O’Flaherty and Sethi finish their book with a consideration of the broader implications of their focus on stereotypes. While they acknowledge that individuals navigating complex situations inevitably hold stereotypes, they ask us to be mindful of their effects. The harm they cause is not confined to those who directly encounter the US criminal justice system, and spills over into the life of stigmatised populations generally. African Americans not only face the burden of being more likely to be stopped on suspicion of crime, to choose but one example, but stereotypes also cause individuals to respond in ways that ramify through their everyday interactions. Claude Steele, for instance, has pointed out that stigmatised populations may adopt counter-stereotypical behaviours, ‘whistling Vivaldi’ to dissociate themselves from stereotypes.
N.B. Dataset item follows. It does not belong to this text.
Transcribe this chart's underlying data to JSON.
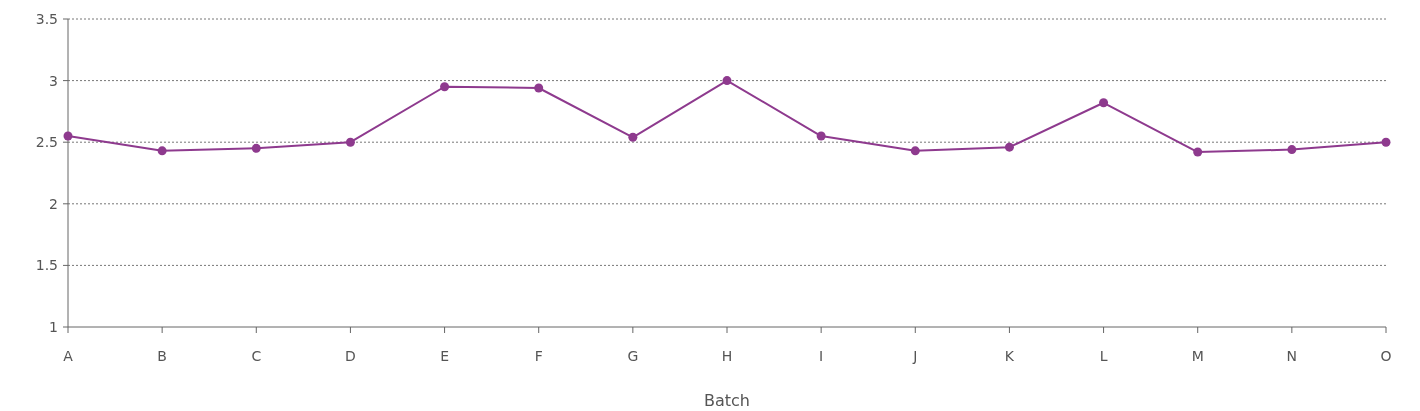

A further difficulty a stereotype presents is that it tempts its holders to believe that it is not a mental construct but instead represents the essential characteristics and intrinsic nature of those it concerns. Policymakers, judges and parole boards under the sway of this rigid view are likely to be harsh and doubting of the idea that criminals, having paid their debts via punishment, can reintegrate with society. Against this tendency, in order to break the vicious cycles and self-fulfilling prophecies they describe, O’Flaherty and Sethi make a plea for hope, by urging us to see the humanity and possibilities for redemption present even in those involved in violent crime, particular those who were ‘young and vulnerable’ when they committed them (285). Having made their suggestions for policy changes, O’Flaherty and Sethi end by reminding us of Walter Lippman’s admonition concerning stereotypes: ‘hold them lightly, modify them gladly’ (290). Their concluding stress on hope is welcome since it leads the reader to consider how this hope can be converted to change.
This gracefully written and analytically precise book is an important contribution to the understanding of the US criminal justice system and is strongly recommended to those interested in this field. O’Flaherty and Sethi make use of a wide variety of literatures and sources, ranging comfortably among academic accounts in criminology, economics, sociology, anthropology, philosophy and law, as well as referring to memoir, historical and journalistic accounts and government reports. Their book would be useful in postgraduate and advanced undergraduate courses in these fields as well as in critical race and policy studies.
Note: This review gives the views of the author, and not the position of the LSE Review of Books blog, or of the London School of Economics.